[vimeo]http://www.vimeo.com/9934028[/vimeo]Up for the dawnie this morning. Started out on the Oregon pine fish in some 4-5 foot conditions, then onto a 6.5 Oregon and Saligna single fin and finally finished up on a 7.8 Obeche and redwood mini-malibu. About five hours in the water and great to surf the different boards and appreciate the different way they respond to conditions.

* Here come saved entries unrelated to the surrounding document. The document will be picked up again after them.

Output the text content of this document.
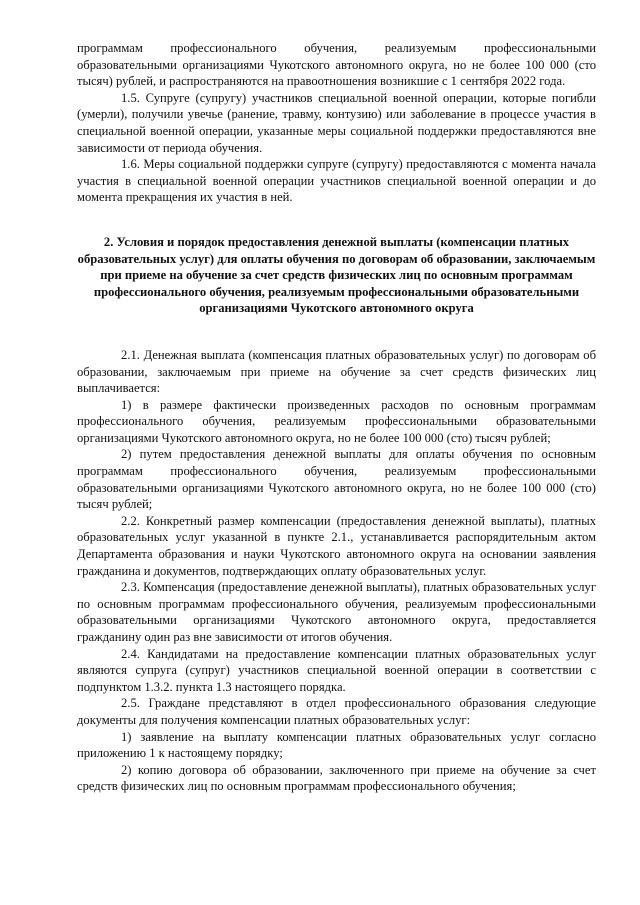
программам профессионального обучения, реализуемым профессиональными образовательными организациями Чукотского автономного округа, но не более 100 000 (сто тысяч) рублей, и распространяются на правоотношения возникшие с 1 сентября 2022 года.

1.5. Супруге (супругу) участников специальной военной операции, которые погибли (умерли), получили увечье (ранение, травму, контузию) или заболевание в процессе участия в специальной военной операции, указанные меры социальной поддержки предоставляются вне зависимости от периода обучения.

1.6. Меры социальной поддержки супруге (супругу) предоставляются с момента начала участия в специальной военной операции участников специальной военной операции и до момента прекращения их участия в ней.

2. Условия и порядок предоставления денежной выплаты (компенсации платных образовательных услуг) для оплаты обучения по договорам об образовании, заключаемым при приеме на обучение за счет средств физических лиц по основным программам профессионального обучения, реализуемым профессиональными образовательными организациями Чукотского автономного округа

2.1. Денежная выплата (компенсация платных образовательных услуг) по договорам об образовании, заключаемым при приеме на обучение за счет средств физических лиц выплачивается:

1) в размере фактически произведенных расходов по основным программам профессионального обучения, реализуемым профессиональными образовательными организациями Чукотского автономного округа, но не более 100 000 (сто) тысяч рублей;

2) путем предоставления денежной выплаты для оплаты обучения по основным программам профессионального обучения, реализуемым профессиональными образовательными организациями Чукотского автономного округа, но не более 100 000 (сто) тысяч рублей;

2.2. Конкретный размер компенсации (предоставления денежной выплаты), платных образовательных услуг указанной в пункте 2.1., устанавливается распорядительным актом Департамента образования и науки Чукотского автономного округа на основании заявления гражданина и документов, подтверждающих оплату образовательных услуг.

2.3. Компенсация (предоставление денежной выплаты), платных образовательных услуг по основным программам профессионального обучения, реализуемым профессиональными образовательными организациями Чукотского автономного округа, предоставляется гражданину один раз вне зависимости от итогов обучения.

2.4. Кандидатами на предоставление компенсации платных образовательных услуг являются супруга (супруг) участников специальной военной операции в соответствии с подпунктом 1.3.2. пункта 1.3 настоящего порядка.

2.5. Граждане представляют в отдел профессионального образования следующие документы для получения компенсации платных образовательных услуг:

1) заявление на выплату компенсации платных образовательных услуг согласно приложению 1 к настоящему порядку;

2) копию договора об образовании, заключенного при приеме на обучение за счет средств физических лиц по основным программам профессионального обучения;
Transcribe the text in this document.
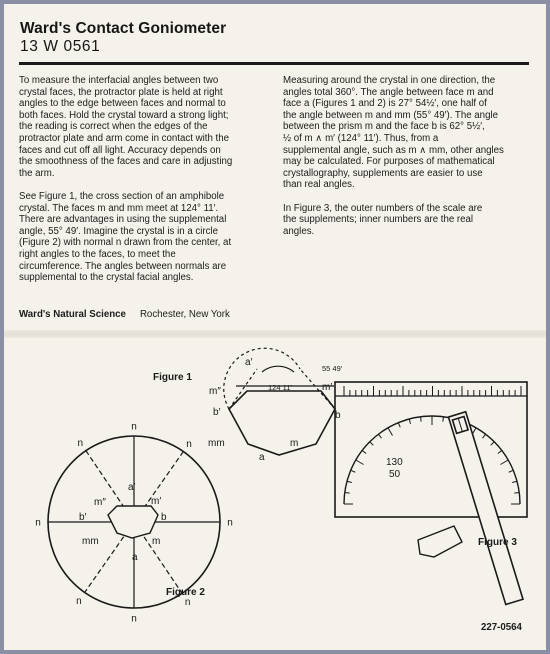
Ward's Contact Goniometer
13 W 0561

To measure the interfacial angles between two
crystal faces, the protractor plate is held at right
angles to the edge between faces and normal to
both faces. Hold the crystal toward a strong light;
the reading is correct when the edges of the
protractor plate and arm come in contact with the
faces and cut off all light. Accuracy depends on
the smoothness of the faces and care in adjusting
the arm.

See Figure 1, the cross section of an amphibole
crystal. The faces m and mm meet at 124° 11′.
There are advantages in using the supplemental
angle, 55° 49′. Imagine the crystal is in a circle
(Figure 2) with normal n drawn from the center, at
right angles to the faces, to meet the
circumference. The angles between normals are
supplemental to the crystal facial angles.

Measuring around the crystal in one direction, the
angles total 360°. The angle between face m and
face a (Figures 1 and 2) is 27° 54½′, one half of
the angle between m and mm (55° 49′). The angle
between the prism m and the face b is 62° 5½′,
½ of m ∧ m′ (124° 11′). Thus, from a
supplemental angle, such as m ∧ mm, other angles
may be calculated. For purposes of mathematical
crystallography, supplements are easier to use
than real angles.

In Figure 3, the outer numbers of the scale are
the supplements; inner numbers are the real
angles.

Ward's Natural Science Rochester, New York
Figure 1
a′
m″	m′
b′	b
mm	m
a
124 11′
55 49′
n
n
n
n
n
n
n
n
a′
m″	m′
b′	b
mm	m
a
Figure 2
130
50
Figure 3
227-0564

The fish is of course super fast – it’s amazing how it cruises around the sections. The single fin lovely and stable on the take off and drop and great to lock into the pocket on. A six-foot pointbreak and it’ll be a dream. And the mini-malibu, as my mate Byron calls it, the grand ‘ol daddy. But it sure is fun dropping into a ledgy 4-5 ft wave on a mini-malibu and then getting the rail in the face and cruising down the line.I’m definitely starting to appreciate the skill involved in walking a board and keeping it in the energy pocket of the wave for the duration of the ride.
When it comes to making boards, all of this got me thinking about the balance between speed and control when it comes to short boards and how this applies to different waves. The fish for example is super fast and it will generate momentum even in the smallest of waves, but sometimes you feel like you almost want more control ‘cos you are often past a tube section before you even knew it was there. On the single fin, with its thin tail, there’s a lot more control, but it doesn’t have the playfulness of a fish. It’s definitely a horses for courses kind of situation, to use an old cliche. More speed, less control. More control, less speed. So at least some of the process of making boards is about understanding that balance and then crafting a relationship between these two elements, speed and control.